If this is not intended, it will significantly Slow Down the Davidson algorithm.
If scc is maintained, no ortho is needed and hegvx should be called to solve the reduced generalized eigenproblem. This is what the new dav_subspace method implemented.
Have you read FAQ on the online manual http://abacus.deepmodeling.com/en/latest/community/faq.html
- [X] Yes, I have read the FAQ part on online manual.
Task list for Issue attackers (only for developers)
- [ ] Understand the problem or question described by the user.

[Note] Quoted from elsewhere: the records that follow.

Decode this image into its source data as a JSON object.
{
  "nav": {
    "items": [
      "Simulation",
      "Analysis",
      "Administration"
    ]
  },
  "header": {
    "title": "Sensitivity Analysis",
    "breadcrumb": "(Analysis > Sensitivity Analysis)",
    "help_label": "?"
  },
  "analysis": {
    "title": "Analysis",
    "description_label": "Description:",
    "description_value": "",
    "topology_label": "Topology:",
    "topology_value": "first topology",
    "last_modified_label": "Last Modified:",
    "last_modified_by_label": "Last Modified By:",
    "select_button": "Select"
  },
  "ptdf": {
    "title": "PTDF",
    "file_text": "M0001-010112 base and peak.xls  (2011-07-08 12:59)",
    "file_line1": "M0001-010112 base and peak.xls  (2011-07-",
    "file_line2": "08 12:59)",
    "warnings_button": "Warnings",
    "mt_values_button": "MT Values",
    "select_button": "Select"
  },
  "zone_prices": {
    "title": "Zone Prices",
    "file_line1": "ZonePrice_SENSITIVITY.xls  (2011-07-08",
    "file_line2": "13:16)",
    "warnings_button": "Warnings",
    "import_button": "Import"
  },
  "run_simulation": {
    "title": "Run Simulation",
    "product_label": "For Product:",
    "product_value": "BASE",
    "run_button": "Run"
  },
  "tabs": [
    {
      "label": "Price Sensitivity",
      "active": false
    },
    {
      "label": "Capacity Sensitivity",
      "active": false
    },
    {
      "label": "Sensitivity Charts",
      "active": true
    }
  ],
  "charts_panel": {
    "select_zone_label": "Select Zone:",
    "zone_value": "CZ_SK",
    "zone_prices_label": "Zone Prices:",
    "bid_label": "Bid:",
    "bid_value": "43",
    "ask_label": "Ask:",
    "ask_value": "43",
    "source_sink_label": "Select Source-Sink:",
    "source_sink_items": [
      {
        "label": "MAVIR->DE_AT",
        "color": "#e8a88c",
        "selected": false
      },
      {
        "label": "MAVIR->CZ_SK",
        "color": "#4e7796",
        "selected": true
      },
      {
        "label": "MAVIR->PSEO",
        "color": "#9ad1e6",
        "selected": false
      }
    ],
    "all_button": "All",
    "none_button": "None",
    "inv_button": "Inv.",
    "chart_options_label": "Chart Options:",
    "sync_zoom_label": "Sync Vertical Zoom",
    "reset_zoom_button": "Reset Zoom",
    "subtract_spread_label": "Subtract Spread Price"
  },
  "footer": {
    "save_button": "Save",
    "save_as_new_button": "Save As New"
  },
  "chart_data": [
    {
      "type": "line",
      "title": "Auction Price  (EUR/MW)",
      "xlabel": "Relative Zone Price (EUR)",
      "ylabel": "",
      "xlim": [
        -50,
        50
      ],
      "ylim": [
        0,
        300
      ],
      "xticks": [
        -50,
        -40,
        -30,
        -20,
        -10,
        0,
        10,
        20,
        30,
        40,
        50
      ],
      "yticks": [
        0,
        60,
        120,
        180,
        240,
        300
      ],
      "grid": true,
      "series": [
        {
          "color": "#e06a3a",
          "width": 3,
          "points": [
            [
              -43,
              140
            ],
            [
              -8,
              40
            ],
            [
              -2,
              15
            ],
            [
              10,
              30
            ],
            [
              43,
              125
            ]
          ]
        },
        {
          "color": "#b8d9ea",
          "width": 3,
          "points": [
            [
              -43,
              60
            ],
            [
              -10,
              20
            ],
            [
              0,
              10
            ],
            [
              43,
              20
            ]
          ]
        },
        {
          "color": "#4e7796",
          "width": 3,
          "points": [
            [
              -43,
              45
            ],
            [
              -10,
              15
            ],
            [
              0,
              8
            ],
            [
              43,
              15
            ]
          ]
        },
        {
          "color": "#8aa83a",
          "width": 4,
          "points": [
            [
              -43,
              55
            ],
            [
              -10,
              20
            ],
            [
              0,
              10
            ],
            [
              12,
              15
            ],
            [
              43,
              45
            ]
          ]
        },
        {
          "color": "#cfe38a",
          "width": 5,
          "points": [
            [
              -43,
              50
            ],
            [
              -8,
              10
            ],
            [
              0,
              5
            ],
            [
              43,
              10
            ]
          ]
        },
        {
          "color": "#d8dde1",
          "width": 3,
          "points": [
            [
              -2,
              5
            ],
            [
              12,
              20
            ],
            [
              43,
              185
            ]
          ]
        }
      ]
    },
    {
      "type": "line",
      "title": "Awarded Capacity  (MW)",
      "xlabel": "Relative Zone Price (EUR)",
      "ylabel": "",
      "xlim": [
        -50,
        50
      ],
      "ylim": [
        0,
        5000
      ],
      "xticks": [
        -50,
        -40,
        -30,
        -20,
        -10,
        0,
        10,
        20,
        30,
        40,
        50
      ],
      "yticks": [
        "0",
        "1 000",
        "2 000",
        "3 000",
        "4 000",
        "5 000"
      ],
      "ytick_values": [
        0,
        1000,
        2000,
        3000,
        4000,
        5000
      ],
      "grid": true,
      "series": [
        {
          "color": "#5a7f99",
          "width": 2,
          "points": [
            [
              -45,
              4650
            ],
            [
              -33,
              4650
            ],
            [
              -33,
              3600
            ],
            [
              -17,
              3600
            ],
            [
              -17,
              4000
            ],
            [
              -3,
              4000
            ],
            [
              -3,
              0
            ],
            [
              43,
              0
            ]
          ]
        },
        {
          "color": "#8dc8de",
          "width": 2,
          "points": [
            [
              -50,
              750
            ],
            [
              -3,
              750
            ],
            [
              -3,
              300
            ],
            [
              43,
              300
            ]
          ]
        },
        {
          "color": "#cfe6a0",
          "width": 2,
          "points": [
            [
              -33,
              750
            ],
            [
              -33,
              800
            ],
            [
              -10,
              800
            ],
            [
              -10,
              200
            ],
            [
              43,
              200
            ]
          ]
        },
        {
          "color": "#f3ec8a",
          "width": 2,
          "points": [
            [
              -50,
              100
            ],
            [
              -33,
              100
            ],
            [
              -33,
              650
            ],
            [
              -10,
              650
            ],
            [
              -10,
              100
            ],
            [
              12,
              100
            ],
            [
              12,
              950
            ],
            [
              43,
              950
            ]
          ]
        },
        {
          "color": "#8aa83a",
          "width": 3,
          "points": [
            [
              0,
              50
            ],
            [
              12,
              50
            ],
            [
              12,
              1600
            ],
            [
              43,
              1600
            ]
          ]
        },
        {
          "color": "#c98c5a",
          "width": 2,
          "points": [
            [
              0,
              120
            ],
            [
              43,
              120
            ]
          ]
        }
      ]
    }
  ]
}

- [ ] Check if the issue is a known problem or has been addressed in the documentation.
- [ ] Test the issue or problem on a similar system or environment, if possible.
- [ ] Identify the root cause or provide clarification on the user's question.
- [ ] Provide a step-by-step guide, including any necessary resources, to resolve the issue or answer the question.
- [ ] If the issue is related to documentation, update the documentation to prevent future confusion (optional).
- [ ] If the issue is related to code, consider implementing a fix or improvement (optional).
- [ ] Review and incorporate any relevant feedback from users or developers.
- [ ] Ensure the user's issue is resolved or their question is answered and close the ticket.
I add one line in cal_elem, which is responsible to update scc each iter:
setmem_complex_op()(this->ctx, this->scc, 0, nbase_x * nbase_x);
This line set scc to 0. All tests on david have passed.
Tests on some examples show an overall acceleration ratio of about 1.1 to 1.2 of HSolverPW. cal_elem has been sped up by a factor of about 2, as follows:
Now that HSolver module is undergoing a massive refactoring, and there is a lack of systematic testing for generalized eigenvalue problems on iterative diagonalization methods, this issue will be suspended until the above issues are resolved and the module is standardized.